Although Vatican City is 230 kilometers to the northwest, Naples was, for almost seven years, the house of God. Or, at least, that is how its inhabitants understood it, that since the news of Diego Maradona’s death was known, they began endless ceremonies to fire the best footballer of all time, the one who was (and is) his since 1984. This Thursday, the tributes had their institutional space before the start of the match between Napoli and the HNK Rijeka Croatian for the fourth date of the group stage of the Europa League.
The San Paolo, that stadium that lived its most glorious days when Diego stepped on its lawn and led the sky-blue team to win two scudettos (in 1987 and 1990), an Italian Cup (1987), an Italian Super Cup (1990) and a Cup UEFA (1989), was the epicenter of excitement on the Italian night. The same stadium that is now renamed Diego Maradona.
All the footballers of the Italian team took to the field wearing shirts with the number 10 and the last name of the idol on the back, in addition to the black armband that their Croatian colleagues also wore.
After the anthem of the competition was heard, the 22 protagonists and the members of the refereeing body gathered around the central circle for a moving minute of silence that was repeated in all the matches of the competitions organized by UEFA (also happened in tournaments governed by Conmebol).
On the substitute bench, the Napoli coach, Gennaro Gattuso, a man who in his years as a footballer was an emblem of Milan, also wore the light blue jersey for the tribute, while an image of Diego was projected on the stadium screen. A couple of flags reminiscent of the hero flew from the stands.

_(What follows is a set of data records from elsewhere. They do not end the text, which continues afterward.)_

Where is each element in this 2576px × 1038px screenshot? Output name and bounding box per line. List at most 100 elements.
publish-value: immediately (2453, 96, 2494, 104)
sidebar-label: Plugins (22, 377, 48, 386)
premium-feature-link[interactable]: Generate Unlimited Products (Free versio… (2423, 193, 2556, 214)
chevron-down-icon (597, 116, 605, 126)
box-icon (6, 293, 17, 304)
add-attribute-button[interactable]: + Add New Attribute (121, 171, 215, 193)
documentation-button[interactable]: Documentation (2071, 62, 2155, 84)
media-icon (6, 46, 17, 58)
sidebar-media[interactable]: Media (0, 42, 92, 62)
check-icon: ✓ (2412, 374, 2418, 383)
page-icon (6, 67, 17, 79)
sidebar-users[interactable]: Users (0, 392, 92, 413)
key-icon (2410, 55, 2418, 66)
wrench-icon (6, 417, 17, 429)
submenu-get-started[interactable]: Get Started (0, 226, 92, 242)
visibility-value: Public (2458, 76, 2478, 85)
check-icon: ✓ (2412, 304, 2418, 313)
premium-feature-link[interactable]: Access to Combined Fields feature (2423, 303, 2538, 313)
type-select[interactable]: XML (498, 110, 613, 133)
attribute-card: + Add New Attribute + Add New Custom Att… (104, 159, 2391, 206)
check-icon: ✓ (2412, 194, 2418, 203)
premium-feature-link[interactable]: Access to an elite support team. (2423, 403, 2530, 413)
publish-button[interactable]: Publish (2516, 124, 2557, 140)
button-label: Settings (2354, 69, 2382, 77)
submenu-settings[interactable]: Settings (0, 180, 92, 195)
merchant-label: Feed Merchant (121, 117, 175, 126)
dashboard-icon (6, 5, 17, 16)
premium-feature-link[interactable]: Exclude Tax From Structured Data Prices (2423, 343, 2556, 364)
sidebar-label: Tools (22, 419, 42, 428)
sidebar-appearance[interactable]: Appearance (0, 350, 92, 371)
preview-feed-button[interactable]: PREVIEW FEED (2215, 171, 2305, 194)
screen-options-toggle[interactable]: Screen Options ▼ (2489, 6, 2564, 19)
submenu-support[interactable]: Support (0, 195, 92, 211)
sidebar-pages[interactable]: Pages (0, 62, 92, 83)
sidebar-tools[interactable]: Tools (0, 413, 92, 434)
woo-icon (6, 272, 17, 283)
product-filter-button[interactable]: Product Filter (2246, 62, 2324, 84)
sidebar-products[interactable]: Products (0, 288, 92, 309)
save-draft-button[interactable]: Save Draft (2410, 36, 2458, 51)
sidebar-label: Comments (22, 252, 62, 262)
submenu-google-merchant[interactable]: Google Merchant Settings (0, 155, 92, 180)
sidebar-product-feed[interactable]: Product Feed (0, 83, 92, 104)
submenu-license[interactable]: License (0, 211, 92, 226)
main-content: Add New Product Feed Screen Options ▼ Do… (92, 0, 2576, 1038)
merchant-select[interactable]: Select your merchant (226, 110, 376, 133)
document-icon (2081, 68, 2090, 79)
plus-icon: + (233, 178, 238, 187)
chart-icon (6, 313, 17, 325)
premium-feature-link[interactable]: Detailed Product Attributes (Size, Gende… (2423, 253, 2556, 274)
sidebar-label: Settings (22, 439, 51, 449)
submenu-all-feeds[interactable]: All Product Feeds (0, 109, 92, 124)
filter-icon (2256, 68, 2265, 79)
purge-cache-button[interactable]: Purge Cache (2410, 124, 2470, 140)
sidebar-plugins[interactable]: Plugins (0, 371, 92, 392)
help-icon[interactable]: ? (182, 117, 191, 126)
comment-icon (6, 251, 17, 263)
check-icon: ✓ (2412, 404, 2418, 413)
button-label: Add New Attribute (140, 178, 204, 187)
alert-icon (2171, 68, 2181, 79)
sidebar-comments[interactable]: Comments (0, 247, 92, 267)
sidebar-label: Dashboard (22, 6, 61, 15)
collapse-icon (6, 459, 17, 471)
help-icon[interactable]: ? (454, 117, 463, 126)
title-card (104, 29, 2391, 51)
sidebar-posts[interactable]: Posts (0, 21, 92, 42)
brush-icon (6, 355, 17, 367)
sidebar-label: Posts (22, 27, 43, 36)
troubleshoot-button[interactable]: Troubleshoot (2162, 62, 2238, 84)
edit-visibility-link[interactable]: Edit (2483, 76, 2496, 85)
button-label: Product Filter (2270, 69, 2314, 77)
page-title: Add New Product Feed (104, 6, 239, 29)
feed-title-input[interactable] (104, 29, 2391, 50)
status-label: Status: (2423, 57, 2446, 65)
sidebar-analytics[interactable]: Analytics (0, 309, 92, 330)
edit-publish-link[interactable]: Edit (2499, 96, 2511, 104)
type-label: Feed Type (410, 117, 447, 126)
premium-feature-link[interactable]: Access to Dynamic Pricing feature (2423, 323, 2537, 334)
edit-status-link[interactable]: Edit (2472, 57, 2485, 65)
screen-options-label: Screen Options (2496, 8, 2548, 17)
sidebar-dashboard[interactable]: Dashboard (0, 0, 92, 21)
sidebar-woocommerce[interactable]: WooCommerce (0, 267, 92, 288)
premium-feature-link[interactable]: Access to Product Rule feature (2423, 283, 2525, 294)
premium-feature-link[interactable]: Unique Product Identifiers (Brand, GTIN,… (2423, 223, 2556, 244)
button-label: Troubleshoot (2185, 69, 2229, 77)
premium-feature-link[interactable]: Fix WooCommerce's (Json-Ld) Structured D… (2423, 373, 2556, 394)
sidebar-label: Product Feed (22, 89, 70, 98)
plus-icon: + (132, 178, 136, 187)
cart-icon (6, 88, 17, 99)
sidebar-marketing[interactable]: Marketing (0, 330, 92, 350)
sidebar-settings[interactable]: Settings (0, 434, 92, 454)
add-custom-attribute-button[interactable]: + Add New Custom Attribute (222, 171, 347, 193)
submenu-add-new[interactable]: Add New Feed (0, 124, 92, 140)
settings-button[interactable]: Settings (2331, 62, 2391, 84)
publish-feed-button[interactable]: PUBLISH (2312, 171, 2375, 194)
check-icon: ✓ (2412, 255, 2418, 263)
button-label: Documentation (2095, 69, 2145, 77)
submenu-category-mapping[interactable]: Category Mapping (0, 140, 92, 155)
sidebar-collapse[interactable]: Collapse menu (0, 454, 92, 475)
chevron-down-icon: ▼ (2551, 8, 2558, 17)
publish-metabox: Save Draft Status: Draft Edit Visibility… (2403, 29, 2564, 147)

While this was happening inside the coliseum, outside a crowd had gathered, despite restrictions in that area of Italy due to the coronavirus pandemic, to pay their tribute to Ten.
Songs, applause, shouts, flags hanging on the perimeter fence of the San Paolo, T-shirts, photos, floral offerings and candles multiplied to infinity. The pagan ritual had begun on Wednesday night, shortly after the dire news broke.
On Wednesday, the small tributes had been replicated in other parts of the city such as the streets of the historic center, the Spanish Quarter, the Posillipo hill and the Caracciolo promenade. In addition, the Naples authorities had announced that the San Paolo stadium will change its name to Diego Armando Maradona.
“We all feel the same here and we believe that honoring him by renaming the stadium with his name is the logical thing to do because he formed and is part of our history. He was the greatest of all time and he played in Napoli ”, explained the mayor Luigi de Magistris, who argued that the administrative procedure would take around 15 days.
“He gave us everything. It was victory and emancipation. He will never be forgotten because this is a city with a huge heart that never judged him as a man. He loved it and that’s it, ”added De Magistris.